UMBC High Performance Computing Facility
Dynamic Coupling of the Water Cycle with Patterns of Urban Growth
UMBC: C. Welty (PI), Andrew Miller, Bernadette Hanlon, Michael P. McGuire, Aditi Bhaskar, Kwabena Gyimah-Asante
Princeton: James Smith (PI), Mary Lynn Baeck
Shippensburg: Claire Jantz (PI), Scott Drzyzga
LLNL: Reed Maxwell (PI)
USGS: Gary Fisher (PI)
The objective of this project is to link an urban growth model
(SLEUTH) with a fully-coupled, physically-based three-dimensional
hydrologic model (PARFLOW-CLM) to evaluate the effects of growth on
water availability and limits to water supply using the Baltimore
metropolitan region as a case study. The urban growth modeling will
consist of a rigorous and fully validated implementation of the SLEUTH
model coupled with a spatial statistical model of urban suitability and
demographic data. This approach will define a suitability map for urban
land cover based on the conditions that are associated with current
urban land and areas of recent urban land cover change. Landscape
variables, such as soil suitability and non-urban land cover (e.g.

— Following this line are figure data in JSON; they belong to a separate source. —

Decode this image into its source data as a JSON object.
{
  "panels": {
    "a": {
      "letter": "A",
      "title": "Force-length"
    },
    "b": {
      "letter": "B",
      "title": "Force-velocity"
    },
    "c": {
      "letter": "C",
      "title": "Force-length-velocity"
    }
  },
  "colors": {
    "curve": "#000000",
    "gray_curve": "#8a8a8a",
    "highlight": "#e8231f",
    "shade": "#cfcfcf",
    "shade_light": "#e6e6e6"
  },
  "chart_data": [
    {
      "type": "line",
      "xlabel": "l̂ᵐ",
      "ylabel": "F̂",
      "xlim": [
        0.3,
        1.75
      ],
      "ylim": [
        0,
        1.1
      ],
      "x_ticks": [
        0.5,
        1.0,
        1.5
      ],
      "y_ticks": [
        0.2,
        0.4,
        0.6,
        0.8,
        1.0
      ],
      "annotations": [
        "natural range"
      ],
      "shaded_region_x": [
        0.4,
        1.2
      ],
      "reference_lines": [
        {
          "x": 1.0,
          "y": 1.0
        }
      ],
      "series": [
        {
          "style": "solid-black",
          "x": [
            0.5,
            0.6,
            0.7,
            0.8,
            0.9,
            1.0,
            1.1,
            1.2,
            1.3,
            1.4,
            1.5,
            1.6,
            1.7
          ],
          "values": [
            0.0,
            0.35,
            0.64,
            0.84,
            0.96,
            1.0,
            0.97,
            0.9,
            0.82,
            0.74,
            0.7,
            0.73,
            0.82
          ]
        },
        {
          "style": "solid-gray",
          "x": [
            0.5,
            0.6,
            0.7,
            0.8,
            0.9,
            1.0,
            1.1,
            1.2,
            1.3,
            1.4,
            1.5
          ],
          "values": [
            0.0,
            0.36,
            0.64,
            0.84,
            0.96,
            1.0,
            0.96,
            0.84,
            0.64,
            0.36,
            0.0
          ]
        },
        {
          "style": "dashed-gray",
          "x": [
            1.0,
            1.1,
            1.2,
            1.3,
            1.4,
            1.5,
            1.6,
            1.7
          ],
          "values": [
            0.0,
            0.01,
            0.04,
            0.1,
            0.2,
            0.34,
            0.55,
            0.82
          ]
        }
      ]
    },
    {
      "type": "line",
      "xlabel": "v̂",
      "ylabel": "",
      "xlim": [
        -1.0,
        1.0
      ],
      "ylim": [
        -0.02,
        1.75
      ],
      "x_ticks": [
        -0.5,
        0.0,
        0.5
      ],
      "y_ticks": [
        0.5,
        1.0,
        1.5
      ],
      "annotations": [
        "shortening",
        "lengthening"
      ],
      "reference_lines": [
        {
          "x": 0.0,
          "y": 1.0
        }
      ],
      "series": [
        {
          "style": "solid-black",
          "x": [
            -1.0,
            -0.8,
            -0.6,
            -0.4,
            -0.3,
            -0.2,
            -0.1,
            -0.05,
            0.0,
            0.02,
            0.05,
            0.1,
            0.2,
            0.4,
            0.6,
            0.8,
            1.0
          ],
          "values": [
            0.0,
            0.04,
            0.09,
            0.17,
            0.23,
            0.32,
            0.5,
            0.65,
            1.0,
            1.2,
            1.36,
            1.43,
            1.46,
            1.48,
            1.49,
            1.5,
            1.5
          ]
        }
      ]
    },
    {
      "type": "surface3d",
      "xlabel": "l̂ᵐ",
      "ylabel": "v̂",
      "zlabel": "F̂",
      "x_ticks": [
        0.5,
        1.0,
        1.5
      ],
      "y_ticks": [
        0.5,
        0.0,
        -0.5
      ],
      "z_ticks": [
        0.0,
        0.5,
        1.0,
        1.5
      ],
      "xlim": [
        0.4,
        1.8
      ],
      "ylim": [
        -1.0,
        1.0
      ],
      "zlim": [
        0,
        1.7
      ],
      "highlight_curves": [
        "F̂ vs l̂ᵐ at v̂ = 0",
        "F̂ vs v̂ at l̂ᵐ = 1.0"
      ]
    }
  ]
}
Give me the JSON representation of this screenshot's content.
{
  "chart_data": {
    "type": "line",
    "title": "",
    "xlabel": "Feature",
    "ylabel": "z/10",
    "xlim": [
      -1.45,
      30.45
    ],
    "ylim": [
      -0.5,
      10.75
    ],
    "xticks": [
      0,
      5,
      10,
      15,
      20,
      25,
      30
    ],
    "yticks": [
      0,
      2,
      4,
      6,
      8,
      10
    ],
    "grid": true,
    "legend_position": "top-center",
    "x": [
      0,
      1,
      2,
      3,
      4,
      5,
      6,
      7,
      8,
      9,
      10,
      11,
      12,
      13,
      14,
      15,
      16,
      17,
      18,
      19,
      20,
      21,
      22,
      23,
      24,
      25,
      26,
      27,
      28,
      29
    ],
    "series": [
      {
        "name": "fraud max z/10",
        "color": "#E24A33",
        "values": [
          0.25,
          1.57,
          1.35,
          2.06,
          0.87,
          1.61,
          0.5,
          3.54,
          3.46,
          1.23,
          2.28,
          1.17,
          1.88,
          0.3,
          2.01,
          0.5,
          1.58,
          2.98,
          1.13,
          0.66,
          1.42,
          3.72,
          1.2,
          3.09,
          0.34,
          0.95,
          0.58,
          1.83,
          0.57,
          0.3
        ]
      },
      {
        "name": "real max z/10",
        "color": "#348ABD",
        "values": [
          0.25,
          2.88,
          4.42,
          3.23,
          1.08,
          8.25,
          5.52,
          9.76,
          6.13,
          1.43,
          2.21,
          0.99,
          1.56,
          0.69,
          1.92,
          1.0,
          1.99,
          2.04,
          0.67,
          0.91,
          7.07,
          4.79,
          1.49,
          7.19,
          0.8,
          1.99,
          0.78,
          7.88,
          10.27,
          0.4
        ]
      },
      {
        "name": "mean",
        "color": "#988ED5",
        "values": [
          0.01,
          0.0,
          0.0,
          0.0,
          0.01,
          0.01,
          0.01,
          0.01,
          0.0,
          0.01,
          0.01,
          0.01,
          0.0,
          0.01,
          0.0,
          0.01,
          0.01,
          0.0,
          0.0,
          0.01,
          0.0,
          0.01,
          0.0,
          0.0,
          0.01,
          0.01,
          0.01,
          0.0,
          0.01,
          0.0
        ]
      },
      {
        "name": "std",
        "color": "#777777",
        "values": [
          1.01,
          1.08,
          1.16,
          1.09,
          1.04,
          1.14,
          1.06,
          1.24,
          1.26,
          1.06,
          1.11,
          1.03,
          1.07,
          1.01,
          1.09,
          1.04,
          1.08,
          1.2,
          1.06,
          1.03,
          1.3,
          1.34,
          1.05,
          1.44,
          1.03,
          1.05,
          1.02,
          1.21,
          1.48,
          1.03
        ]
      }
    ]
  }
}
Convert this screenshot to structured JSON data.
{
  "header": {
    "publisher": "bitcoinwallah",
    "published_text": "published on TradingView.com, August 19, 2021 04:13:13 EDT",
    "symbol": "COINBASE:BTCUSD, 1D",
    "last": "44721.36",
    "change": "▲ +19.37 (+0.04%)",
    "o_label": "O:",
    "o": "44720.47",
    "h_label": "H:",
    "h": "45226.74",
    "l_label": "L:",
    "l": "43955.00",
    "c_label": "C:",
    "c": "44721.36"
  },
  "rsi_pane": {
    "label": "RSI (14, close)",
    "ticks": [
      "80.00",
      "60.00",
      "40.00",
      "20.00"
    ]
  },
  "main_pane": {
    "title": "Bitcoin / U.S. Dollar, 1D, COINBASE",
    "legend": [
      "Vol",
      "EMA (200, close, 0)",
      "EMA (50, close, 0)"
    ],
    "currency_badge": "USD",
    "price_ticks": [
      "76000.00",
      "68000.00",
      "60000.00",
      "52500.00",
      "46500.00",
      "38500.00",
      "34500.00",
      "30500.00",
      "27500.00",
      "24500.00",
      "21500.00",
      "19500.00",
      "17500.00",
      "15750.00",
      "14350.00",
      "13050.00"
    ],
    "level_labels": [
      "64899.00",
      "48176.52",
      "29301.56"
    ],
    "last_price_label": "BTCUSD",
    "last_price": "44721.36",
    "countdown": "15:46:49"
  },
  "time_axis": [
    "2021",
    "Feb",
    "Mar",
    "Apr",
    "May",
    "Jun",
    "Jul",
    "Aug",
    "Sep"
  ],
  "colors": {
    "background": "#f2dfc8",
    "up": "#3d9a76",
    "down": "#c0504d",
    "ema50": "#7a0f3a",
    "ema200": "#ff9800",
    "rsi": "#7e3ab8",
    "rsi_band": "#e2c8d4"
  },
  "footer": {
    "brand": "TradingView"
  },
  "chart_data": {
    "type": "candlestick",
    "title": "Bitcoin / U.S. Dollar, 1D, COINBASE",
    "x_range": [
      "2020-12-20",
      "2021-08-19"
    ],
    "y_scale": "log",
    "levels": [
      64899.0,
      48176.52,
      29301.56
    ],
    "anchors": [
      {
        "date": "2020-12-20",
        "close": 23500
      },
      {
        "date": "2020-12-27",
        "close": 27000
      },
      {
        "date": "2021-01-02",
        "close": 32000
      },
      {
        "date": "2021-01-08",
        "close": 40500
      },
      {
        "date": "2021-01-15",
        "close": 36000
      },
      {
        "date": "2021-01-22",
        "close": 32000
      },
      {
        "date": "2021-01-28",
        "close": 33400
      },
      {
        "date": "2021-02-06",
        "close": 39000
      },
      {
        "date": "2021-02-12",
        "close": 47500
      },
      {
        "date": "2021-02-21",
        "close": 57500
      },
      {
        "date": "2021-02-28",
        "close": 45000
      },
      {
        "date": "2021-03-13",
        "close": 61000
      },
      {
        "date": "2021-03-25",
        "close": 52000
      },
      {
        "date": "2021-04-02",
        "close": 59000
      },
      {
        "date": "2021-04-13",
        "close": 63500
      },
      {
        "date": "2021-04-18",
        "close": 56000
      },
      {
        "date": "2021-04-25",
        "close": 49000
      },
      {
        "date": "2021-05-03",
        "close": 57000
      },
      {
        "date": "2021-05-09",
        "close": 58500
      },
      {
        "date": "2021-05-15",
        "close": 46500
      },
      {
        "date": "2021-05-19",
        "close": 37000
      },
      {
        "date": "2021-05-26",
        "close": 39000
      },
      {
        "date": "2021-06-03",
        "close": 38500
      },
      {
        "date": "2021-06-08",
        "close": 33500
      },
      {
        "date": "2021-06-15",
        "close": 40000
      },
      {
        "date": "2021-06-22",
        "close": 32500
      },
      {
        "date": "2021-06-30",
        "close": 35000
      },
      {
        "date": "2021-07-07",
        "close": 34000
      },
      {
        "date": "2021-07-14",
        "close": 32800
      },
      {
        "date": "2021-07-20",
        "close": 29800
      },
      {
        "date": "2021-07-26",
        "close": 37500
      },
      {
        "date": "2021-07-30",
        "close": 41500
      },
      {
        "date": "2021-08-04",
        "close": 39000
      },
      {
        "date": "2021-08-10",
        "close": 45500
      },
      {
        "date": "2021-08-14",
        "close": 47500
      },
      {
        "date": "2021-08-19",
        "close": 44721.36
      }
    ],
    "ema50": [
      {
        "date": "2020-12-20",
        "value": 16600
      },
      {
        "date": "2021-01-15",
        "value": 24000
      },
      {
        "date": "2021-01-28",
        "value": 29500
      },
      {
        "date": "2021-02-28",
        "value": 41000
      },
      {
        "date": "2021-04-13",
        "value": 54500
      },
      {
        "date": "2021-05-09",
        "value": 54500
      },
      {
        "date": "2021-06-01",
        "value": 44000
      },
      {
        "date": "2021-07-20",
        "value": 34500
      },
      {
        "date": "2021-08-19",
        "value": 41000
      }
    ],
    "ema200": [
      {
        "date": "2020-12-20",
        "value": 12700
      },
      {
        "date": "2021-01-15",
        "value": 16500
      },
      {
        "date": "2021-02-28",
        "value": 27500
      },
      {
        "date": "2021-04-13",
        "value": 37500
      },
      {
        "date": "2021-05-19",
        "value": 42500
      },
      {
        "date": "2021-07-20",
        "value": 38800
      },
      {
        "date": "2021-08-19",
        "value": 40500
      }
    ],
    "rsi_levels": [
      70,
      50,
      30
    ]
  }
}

forest and agriculture) will be used to define appropriate conditions
for urbanization. Socio-economic variables, including lands that are
protected through regulatory policies or parks, population density, and
others, will also be included. In addition to providing a platform where
both landscape characteristics and socio-economic variables can be
integrated, this model will provide the opportunity to test and quantify
the influence of each of these variables in either attracting or
resisting development. Because the model will have a better
representation of the landscape in terms of where development is more or
less likely to occur, we also anticipate an improvement in the model’s
performance. Implementation of the hydrologic component of the project
will include intensive field studies at the local scale that will focus
on a single highly urbanized watershed, Dead Run, which is a tributary
to the Gwynns Falls, the primary study watershed of the Baltimore
Ecosystem Study NSF-funded long-term ecological research site. Detailed
process studies will be carried out in conjunction with application of
the EPA SWMM model to achieve an integrated understanding of controls on
water stores and fluxes at the subwatershed scale in a highly urbanized
area. Subwatershed fine-scale modeling results results will then be used
to determine large-scale effective properties as inputs to PARFLOW CLM
of the entire metropolitan region. Combining a physically-based regional
hydrologic model with an urban growth model will allow an assessment of
the coupled feedbacks between growth projections (and the socio-economic
variables that affect growth) and surface and subsurface water
resources. Changes in stream baseflow and groundwater availability may
in turn influence regulatory decisions on development permits in exurban
areas.
A long-term goal of hydrologic modeling activities in the Baltimore
region is to establish an “end-to-end system” of field-deployed sensors
and sensor networks feeding real-time data into hydrologic models to
enable prediction of water fluxes in streams and aquifers. One objective
is to understand how the urban landscape and infrastructure partitions
water in the components of the hydrologic cycle. This understanding is
critical to quantifying biogeochemical cycles, a main focus of the BES
LTER. This project will advance our objective of tying smaller-scale,
process-based studies to a larger scale regional understanding of how
the water cycle operates. This project will also advance several
long-term goals for urban land cover modeling. Most significantly will
be an opportunity to develop the links between urbanization and
hydrologic systems in a spatially explicit context. The importance of
water resource management to serve the public interest is a topic of
growing importance to the State of Maryland precisely because of
stresses induced by patterns of growth but with inadequate tools and
insufficient data currently available to support decision-making. This
work will help to close that gap. This effort is also of interest to the
Chesapeake Bay program, in its work toward addressing questions about
critical thresholds – e.g., when a critical threshold is reached and
why, and what needs to be done to reach a sustainable condition.
Interaction with state and local agency personnel will be carried out in
order to incorporate their questions and policy concerns into modeling
scenarios and to discuss the implications of our findings.